Sunday, 6 May 2012

Raspberry PI first impressions

I received my PI on the Friday although not desperately seeking one I was fortunate to be in the second batch. The packing was simple, consisting of a padded envelope containing in small cardboard box. The PI is smaller than I expected and its actually the same size as credit card which I over laid to prove. The dual USB connectors result in an overall height of around 15mm.

The PI is powered through a micro usb socket and there's no on/off switch which long term makes me dubious of the longevity of the socket. I'm surprised no has produced a usb cable with an in-line switch or may be a case with this feature. If the PI is aimed at the younger generation that I'd expect this to be an very useful feature.
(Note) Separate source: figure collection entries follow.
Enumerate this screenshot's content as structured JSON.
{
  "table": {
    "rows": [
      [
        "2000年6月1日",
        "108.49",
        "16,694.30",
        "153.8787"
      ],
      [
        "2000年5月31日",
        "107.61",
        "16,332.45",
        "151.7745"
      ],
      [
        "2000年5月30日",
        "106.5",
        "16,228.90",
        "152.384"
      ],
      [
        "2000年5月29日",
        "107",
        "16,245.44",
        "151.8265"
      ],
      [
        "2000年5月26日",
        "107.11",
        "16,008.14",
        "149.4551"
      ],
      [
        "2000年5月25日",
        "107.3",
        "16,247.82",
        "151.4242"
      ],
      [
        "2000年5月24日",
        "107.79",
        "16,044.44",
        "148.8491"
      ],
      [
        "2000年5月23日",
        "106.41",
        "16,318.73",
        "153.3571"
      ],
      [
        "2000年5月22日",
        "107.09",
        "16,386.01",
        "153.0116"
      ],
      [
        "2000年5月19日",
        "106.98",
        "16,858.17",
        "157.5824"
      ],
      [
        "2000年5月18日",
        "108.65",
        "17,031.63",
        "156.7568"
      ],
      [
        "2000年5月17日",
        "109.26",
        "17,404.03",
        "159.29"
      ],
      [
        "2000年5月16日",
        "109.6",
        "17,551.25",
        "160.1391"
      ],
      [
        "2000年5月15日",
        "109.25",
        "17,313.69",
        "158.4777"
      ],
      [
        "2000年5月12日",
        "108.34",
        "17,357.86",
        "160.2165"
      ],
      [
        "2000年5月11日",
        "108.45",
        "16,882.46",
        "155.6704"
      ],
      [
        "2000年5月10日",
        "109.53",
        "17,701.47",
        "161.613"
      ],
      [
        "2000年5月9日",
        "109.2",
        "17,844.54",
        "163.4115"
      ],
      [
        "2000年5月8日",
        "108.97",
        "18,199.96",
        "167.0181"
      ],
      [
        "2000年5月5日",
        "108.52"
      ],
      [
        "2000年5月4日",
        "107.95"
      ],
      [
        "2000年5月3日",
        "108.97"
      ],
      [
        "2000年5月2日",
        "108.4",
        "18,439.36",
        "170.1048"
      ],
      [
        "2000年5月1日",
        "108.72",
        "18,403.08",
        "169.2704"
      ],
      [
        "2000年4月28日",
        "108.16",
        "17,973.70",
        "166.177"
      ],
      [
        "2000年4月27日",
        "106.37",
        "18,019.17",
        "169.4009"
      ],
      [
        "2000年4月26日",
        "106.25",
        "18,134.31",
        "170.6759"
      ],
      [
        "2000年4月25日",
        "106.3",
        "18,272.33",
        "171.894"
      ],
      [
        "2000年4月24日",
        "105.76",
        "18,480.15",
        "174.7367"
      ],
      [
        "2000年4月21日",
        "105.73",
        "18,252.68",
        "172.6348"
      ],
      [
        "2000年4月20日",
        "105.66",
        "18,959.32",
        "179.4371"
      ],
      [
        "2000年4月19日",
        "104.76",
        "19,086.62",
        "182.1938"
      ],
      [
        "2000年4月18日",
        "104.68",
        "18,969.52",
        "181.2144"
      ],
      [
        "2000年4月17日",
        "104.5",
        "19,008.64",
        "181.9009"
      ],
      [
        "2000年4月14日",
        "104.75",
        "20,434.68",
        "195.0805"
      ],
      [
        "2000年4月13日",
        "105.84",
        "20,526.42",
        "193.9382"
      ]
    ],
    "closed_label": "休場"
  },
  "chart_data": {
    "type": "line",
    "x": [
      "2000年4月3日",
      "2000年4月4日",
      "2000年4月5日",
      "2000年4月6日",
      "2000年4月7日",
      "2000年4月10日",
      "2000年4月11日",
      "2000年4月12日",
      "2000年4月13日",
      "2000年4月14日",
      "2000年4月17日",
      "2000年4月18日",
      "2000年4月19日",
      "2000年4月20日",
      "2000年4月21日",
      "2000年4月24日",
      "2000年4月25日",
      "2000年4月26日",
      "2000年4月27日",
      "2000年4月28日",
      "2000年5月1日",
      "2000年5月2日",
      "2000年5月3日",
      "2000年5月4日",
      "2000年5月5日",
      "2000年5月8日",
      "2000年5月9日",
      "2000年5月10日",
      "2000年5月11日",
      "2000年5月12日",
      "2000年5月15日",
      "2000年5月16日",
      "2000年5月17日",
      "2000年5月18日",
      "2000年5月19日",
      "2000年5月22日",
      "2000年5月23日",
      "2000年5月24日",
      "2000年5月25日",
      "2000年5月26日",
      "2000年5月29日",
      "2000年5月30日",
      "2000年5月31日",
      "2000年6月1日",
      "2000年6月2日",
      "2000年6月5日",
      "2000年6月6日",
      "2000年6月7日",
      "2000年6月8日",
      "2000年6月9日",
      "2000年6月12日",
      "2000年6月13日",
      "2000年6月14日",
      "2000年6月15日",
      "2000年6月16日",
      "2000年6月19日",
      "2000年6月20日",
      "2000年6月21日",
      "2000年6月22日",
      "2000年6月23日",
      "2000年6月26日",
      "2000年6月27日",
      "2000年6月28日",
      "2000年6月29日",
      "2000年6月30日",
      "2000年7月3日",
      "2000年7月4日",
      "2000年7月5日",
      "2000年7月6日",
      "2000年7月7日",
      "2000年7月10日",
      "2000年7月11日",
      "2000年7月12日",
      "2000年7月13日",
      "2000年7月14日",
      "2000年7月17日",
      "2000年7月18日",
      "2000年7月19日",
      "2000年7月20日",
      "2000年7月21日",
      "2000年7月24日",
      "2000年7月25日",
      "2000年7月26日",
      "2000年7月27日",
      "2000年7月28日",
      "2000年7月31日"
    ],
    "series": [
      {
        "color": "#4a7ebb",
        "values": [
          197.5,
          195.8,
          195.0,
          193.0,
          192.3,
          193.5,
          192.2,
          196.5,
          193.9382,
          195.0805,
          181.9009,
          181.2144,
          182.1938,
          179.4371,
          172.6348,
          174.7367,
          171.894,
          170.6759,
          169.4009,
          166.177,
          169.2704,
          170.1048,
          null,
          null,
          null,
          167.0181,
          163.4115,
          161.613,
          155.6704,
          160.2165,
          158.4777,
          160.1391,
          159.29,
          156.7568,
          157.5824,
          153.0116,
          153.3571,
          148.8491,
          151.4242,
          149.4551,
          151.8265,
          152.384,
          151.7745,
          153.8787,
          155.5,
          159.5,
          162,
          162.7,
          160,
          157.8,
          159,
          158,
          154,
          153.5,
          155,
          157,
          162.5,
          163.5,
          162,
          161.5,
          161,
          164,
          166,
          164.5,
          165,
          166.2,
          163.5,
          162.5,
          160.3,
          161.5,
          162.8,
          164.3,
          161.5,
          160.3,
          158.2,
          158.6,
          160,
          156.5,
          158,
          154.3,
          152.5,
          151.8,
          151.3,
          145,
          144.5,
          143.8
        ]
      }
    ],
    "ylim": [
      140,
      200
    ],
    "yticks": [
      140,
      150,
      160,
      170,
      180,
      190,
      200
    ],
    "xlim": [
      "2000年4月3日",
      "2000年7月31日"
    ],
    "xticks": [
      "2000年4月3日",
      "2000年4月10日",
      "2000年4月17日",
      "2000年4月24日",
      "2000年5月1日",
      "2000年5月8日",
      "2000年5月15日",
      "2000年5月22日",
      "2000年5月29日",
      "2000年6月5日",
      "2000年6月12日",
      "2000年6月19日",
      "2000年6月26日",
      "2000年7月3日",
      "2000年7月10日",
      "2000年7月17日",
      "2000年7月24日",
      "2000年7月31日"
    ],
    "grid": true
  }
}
My initial setup consisted of a cheap 1A PSU along with a usb keyboard/mouse and the HDMI output fed to DVI monitor. Deploying the debian build is relatively painless as long as you are PC literature to do so. I found the PI to be slow at booting and Debian although workable slightly basic. If  you are looking to use the PI as cheap 'Browsing' solution then its not for you! The default Midori just about manages to display pages and a little patience is required. This does bring me onto another point, if we expect kids to use these for projects then I suppose you would expect to 'google' while developing. Not sure how practical it is to do both on the PI.

Next I moved onto the Arch Linux image, having being introduced to Arch while working on my O2 Joggler and I had higher hopes of its usability although potentially it require more effort to deploy a usable build. Furthermore the ARM port is not as mature as the x86 builds. Arch Linux definitely runs faster although again the booting is slow. I got LXDE up and running although Midori and NetSurf browser failed to start when launched and I didn't have time to debug the issue.

I also tried to use the PI which a powered laptop usb hub (Targus), I plugged an old PS/2 keyboard and mouse into the hub. These wouldn't work with the PI again something that may need to be addressed if we want to these to be deployed in schools where older PC equipment may be prevalent.

I purchased the PI for 2 reasons, firstly as a 'cheap' development board for my own hobby use and secondly as an introduction for my young children to software development.

On the first point I have a number of uses of the PI  for my hobby projects. Even then I think theres probably a fair  percentage of potential purchasers who may be disappointed as the PI is relatively low spec ARM board.

On the second point the juries out. I'd say there's a fair bit of knowledge required to configure the PI as the kid friendly device, as of now I'd say the software isn't there. However I guess this is where innovation and creativity comes into the picture, so I'll have to find a way to make it kid friendly!